The DUP today said it would demand that a Royal Commission be set up to review the Corporation’s Royal Charter as part of coalition negotiations.
In an opinion piece published in the Guardian newspaper the party’s leader Nigel Dodds said he was angry that the SNP had been included in television leaders debates but not his party.
“My party believes that pro-union politicians from all parties must behave responsibly in the next parliament when it comes to addressing the challenge posed by the SNP,” he wrote.
“One key thing we need to do is ensure the BBC does not exert such a distorting influence on British politics in this way again.”
The Royal Charter governs the purpose and direction of the BBC and shapes what services it can provide and in what manner.
Nigel Farage, the leader of Ukip, said last week that he wanted the BBC “cut back to the bone” and turned into a public service broadcaster which no longer produced popular entertainment programming.
“I would like to see the BBC cut back to the bone to be purely a public service broadcaster with an international reach, and I would have thought you could do that with a licence fee that was about a third of what it currently is,” he told a public meeting in Rochester on Wednesday 22.

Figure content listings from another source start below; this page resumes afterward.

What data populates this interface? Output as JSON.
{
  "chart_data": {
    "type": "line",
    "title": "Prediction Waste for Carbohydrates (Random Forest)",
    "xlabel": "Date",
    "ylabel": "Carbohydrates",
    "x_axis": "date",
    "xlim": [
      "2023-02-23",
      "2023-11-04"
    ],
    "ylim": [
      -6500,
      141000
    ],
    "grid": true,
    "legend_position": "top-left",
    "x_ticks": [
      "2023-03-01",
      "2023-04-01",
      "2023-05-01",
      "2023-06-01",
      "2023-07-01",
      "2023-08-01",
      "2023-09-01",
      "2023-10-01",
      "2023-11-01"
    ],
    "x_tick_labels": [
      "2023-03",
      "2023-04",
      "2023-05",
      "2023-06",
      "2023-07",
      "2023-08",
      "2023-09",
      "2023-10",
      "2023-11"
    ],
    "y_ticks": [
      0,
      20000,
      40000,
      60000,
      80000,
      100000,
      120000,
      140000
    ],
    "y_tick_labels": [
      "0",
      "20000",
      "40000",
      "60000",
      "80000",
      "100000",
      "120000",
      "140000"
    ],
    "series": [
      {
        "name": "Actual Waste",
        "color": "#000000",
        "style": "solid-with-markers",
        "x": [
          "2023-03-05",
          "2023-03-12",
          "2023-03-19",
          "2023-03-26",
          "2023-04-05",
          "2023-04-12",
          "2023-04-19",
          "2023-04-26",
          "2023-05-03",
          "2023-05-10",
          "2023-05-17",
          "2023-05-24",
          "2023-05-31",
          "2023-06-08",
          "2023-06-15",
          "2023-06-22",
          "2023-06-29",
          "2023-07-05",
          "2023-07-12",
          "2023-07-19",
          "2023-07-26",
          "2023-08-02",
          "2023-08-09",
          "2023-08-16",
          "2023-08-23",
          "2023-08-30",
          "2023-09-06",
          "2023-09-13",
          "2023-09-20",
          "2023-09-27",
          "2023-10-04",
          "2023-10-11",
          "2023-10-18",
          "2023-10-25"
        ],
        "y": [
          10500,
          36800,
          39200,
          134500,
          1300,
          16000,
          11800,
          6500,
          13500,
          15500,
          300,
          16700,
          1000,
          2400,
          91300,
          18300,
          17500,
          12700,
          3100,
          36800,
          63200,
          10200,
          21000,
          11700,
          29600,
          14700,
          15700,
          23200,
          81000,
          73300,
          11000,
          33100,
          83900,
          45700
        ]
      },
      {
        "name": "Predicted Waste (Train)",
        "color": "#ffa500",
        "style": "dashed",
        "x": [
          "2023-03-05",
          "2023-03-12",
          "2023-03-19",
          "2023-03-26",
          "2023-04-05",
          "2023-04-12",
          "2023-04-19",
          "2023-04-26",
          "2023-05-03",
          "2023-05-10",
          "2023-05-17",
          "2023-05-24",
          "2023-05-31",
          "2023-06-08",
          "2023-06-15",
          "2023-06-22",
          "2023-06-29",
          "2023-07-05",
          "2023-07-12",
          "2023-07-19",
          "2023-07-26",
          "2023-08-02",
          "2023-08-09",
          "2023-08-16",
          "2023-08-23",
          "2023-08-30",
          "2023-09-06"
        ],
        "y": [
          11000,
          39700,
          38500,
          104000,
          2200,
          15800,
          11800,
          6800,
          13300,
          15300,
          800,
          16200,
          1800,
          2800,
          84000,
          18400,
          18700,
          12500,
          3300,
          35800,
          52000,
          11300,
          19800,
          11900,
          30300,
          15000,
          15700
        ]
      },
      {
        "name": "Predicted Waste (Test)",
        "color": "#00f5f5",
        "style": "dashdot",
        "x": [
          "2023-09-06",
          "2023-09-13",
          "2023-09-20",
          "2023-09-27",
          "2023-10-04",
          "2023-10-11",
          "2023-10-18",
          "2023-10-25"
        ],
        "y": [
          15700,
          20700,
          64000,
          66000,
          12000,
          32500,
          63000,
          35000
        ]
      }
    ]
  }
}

The DUP currently has eight seats in the House of Commons; polls of marginal constituencies suggest Ukip could be on course to win anywhere between one and seven representatives at Westminster.
This weekend a senior Conservative minister is reported to have told The Sun on Sunday newspaper: “Don’t worry, we’ll sort them out after the election,” referring to the BBC.
The Conservatives manifesto already includes a provision to freeze the licence fee, a real terms cut in the Corporation’s funding.
In the event of a broader coalition with the Liberal Democrats the Corporation also faces having its licence fee frozen, a policy the two parties agree on.